The Simplest Rust C++ FFI Example
Tags:
Bottom Line: Practicing FFI and bindgen since I know so little about C++.
One of the many things to love about Rust is that it can integrate with existing codebases and has reasonably good tooling to help you get started. I still find it difficulty as I have no background in C or C++, so I thought a toy example might help me wrap my head around things.
First, clone the repo that has the source code for this post:
$ git clone https://github.com/n8henrie/rust-ffi-practice.git
Prove that the C++ source compiles and runs:
$ cd rust-ffi-practice/vendor/cpplib
$ clang++ *.cpp
$ ./a.out
before
42
and after
NB: I’m on MacOS; if you’re on Linux and don’t have clang, you should be able
to use g++
instead of clang++
.
Afterward proving to yourself that it works, go back to the project root and
run cargo test
.
Tests should passing, showing that you can call barfunc()
from Rust even
though it was defined in vendor/cpplib/bar.cpp
.
For this example, wrapper.h
is a header file including the types for which
you’d like bindgen
to generate Rust bindings.
If you leave the default #include "bar.h"

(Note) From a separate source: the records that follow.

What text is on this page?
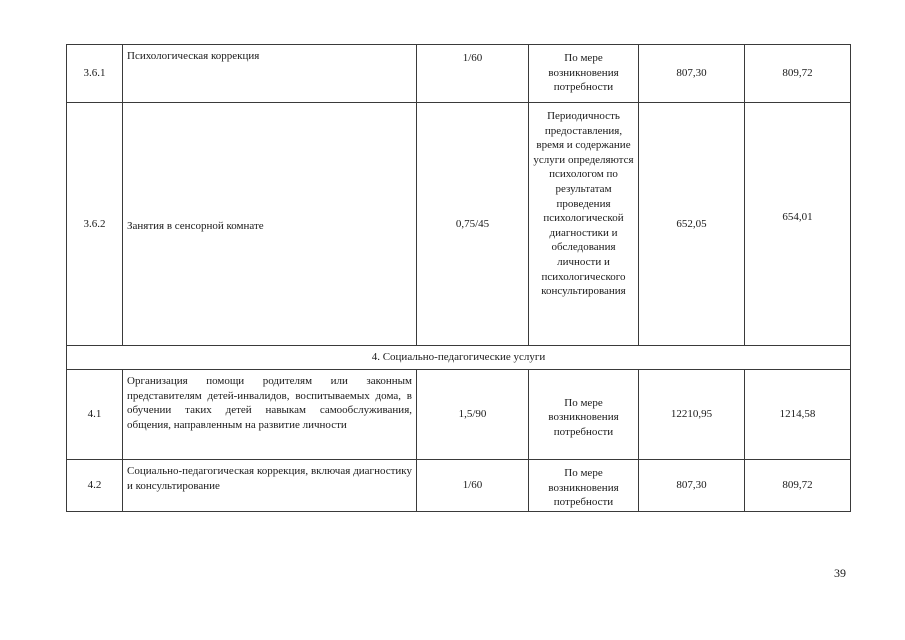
3.6.1	Психологическая коррекция	1/60	По мере возникновения потребности	807,30	809,72
3.6.2	Занятия в сенсорной комнате	0,75/45	Периодичность предоставления, время и содержание услуги определяются психологом по результатам проведения психологической диагностики и обследования личности и психологического консультирования	652,05	654,01
4. Социально-педагогические услуги					
4.1	Организация помощи родителям или законным представителям детей-инвалидов, воспитываемых дома, в обучении таких детей навыкам самообслуживания, общения, направленным на развитие личности	1,5/90	По мере возникновения потребности	12210,95	1214,58
4.2	Социально-педагогическая коррекция, включая диагностику и консультирование	1/60	По мере возникновения потребности	807,30	809,72
39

, it creates bindings for everything
defined in that file. (NB: It can only find that file due to providing the
include path with .clang_arg("-Ivendor/cpplib")
). You can see what these
bindings look like by looking at the resulting bindings.rs
file, which
resides a few subfolders deep in the target/
folder, and which we are
including in src/lib.rs
at compile time. Depending on your shell, you might
be able to check it out like so:
$ ls target/**/bindings.rs
target/debug/build/practice-815814b3446f2c5b/out/bindings.rs
$ cat target/**/bindings.rs
/* automatically generated by rust-bindgen 0.59.1 */
extern "C" {
#[link_name = "\u{1}__Z7barfuncv"]
pub fn barfunc() -> ::std::os::raw::c_int;
}
extern "C" {
#[link_name = "\u{1}__Z6unusedv"]
pub fn unused() -> ::std::os::raw::c_int;
}
You’ll notice that a binding for unused()
(from vendor/cpplib/bar.cpp
) was
generated, even though it is not used in src/lib.rs
(or anywhere for that
matter). That’s because we included bar.h
in wrapper.h
, so it generates a
binding for everything defined in bar.h
.
If that were problematic or otherwise undesirable, there are a couple options
to prune the types that have bindings generated. For one, you can uncomment
.allowlist_function("barfunc")
in build.rs
, the rerun cargo test
. If you
look at bindings.rs
now, you’ll see that unused
is no longer there.
Alternatively, you can comment out #include "bar.h"
in wrapper.h
and
uncomment int barfunc();
to have it only generate bindings for that specific
function.
I hope this is helpful for some of the other rust beginners out there; Rust FFI is a deep rabbit hole.